Sex sells retailers, advertisers and editors all know that. When they’ve finished with Harry Potter the kids move on to the numerous glossy magazines which target the young and impressionable.

Next time you are in a newsagents, pick one up. You may find a feature about the latest pop “heroines” who attend events wearing no underwear, with photos of their naked genital areas as evidence. What you won’t find is much advice about restraint, maintaining virginity or about how many sexual partners it is OK to have.

So either blatantly or subliminally, the message is conveyed.
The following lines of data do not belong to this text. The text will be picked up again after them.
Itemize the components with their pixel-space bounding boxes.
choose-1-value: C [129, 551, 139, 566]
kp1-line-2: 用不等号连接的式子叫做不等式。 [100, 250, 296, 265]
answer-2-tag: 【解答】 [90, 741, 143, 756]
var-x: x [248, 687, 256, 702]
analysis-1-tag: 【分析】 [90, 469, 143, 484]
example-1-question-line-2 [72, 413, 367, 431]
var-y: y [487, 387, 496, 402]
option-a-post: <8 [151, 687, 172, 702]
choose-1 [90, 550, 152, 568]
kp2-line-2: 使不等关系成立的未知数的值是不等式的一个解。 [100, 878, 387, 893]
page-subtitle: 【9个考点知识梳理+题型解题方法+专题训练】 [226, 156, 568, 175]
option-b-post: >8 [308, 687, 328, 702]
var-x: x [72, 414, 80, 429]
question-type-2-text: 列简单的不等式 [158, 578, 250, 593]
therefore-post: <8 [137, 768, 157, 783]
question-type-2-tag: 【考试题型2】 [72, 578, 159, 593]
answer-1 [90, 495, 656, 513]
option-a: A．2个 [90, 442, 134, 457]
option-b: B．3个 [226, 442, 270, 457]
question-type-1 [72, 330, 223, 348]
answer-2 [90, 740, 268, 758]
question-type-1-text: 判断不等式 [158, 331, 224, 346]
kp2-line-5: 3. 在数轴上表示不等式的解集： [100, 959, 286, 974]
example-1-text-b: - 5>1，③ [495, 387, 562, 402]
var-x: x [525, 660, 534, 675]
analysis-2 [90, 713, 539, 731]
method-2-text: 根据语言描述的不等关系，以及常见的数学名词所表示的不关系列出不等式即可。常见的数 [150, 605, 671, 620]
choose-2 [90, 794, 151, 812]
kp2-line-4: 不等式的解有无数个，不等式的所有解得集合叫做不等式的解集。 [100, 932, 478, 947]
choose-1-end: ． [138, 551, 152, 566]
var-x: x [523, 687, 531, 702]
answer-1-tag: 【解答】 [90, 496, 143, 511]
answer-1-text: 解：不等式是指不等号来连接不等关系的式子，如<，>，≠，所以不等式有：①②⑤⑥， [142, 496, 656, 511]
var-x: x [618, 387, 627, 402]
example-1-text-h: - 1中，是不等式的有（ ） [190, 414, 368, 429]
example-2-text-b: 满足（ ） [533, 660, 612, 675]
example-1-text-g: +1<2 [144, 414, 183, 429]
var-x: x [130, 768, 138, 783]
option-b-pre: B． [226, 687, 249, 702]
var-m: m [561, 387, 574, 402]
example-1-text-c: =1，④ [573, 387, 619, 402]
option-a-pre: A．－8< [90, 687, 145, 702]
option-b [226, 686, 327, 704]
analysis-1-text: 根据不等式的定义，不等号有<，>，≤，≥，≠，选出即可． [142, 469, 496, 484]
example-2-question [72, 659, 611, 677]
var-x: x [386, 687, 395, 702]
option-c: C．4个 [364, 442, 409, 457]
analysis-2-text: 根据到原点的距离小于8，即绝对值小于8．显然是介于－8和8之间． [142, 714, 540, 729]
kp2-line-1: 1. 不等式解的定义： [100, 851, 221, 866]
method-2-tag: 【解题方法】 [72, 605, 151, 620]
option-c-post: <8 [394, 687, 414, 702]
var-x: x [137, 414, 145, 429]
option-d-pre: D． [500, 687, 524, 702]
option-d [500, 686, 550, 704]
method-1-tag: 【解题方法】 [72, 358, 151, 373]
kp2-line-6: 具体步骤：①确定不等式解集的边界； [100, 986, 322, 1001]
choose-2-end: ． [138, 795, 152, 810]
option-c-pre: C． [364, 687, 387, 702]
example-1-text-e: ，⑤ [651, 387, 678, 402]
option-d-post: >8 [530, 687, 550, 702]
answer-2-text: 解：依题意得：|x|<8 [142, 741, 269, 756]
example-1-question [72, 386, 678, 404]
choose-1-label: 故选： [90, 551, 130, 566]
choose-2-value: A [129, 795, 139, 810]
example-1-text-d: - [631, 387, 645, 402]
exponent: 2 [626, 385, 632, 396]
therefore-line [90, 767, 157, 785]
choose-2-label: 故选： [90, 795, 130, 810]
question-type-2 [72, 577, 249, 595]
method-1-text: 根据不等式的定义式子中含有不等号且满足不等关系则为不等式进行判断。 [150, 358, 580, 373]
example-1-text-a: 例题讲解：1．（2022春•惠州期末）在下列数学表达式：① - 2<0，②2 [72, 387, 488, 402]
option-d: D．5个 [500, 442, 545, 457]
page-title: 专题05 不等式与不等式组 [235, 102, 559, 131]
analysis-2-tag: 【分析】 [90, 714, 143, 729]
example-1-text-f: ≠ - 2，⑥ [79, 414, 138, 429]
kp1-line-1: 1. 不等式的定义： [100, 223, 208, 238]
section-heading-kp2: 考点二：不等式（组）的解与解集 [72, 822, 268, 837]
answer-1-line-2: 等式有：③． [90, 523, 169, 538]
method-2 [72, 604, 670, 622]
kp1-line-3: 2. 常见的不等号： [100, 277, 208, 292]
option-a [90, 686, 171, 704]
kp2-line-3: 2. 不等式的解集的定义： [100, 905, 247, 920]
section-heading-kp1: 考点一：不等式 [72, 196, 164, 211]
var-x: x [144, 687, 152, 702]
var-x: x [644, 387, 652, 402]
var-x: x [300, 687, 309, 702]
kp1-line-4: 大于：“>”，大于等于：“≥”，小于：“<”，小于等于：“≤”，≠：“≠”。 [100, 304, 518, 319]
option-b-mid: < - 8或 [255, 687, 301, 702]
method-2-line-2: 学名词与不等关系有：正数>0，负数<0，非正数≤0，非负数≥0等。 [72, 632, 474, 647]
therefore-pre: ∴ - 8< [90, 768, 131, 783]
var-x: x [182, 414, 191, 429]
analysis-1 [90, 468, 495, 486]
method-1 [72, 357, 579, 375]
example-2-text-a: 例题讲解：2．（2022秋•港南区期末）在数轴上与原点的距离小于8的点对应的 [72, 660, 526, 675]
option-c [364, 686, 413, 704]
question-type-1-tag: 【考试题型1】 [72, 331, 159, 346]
Forget romance or even getting to know one another, sex now comes at the beginning of the relationship.

If it is acceptable, therefore, to have our children growing up in this sort of society, why is it wrong to say, if this is what you are going to do, then this is how you should protect yourself?

My theatre company performs a play to senior schoolchildren about sexual health, unwanted pregnancy and abortion. Afterwards we talk to the pupils about the issues.

When we ask: “When should you start having sex?” only the Muslim children answer: “When you get married.”

We’ve had 13-year-olds approach us afterwards, anxious because they have had unprotected sex and are worried they might have caught something. A Cardiff health visitor has told us of her distress at the number of 12 and 13-year olds attending her clinics seeking abortions. Then there was the 14-year-old boy who had “only had sex with three girls this term” but wasn’t sure how to use a condom properly.

It is desperately sad that we have to talk to kids of this age about these issues when we should be encouraging them to go out and climb trees and revel in the fact that they are still kids. But talk to them we must, not just about contraception but about how they will feel in 10 years’ time when they have lost count of their sexual partners.

We need to stress that teenage parenthood isn’t a career option, that real life isn’t the same as that of the celebrities who get away with a profligate and promiscuous lifestyle. And that the “right time” is when they can cope with the responsibilities that go hand in hand with a sexual relationship.

Those of us who fear contraceptive advice and immunisation will encourage youngsters to be sexually active are too late. They are already “doing it”, and the message they are receiving is that there is something wrong with them if they don’t.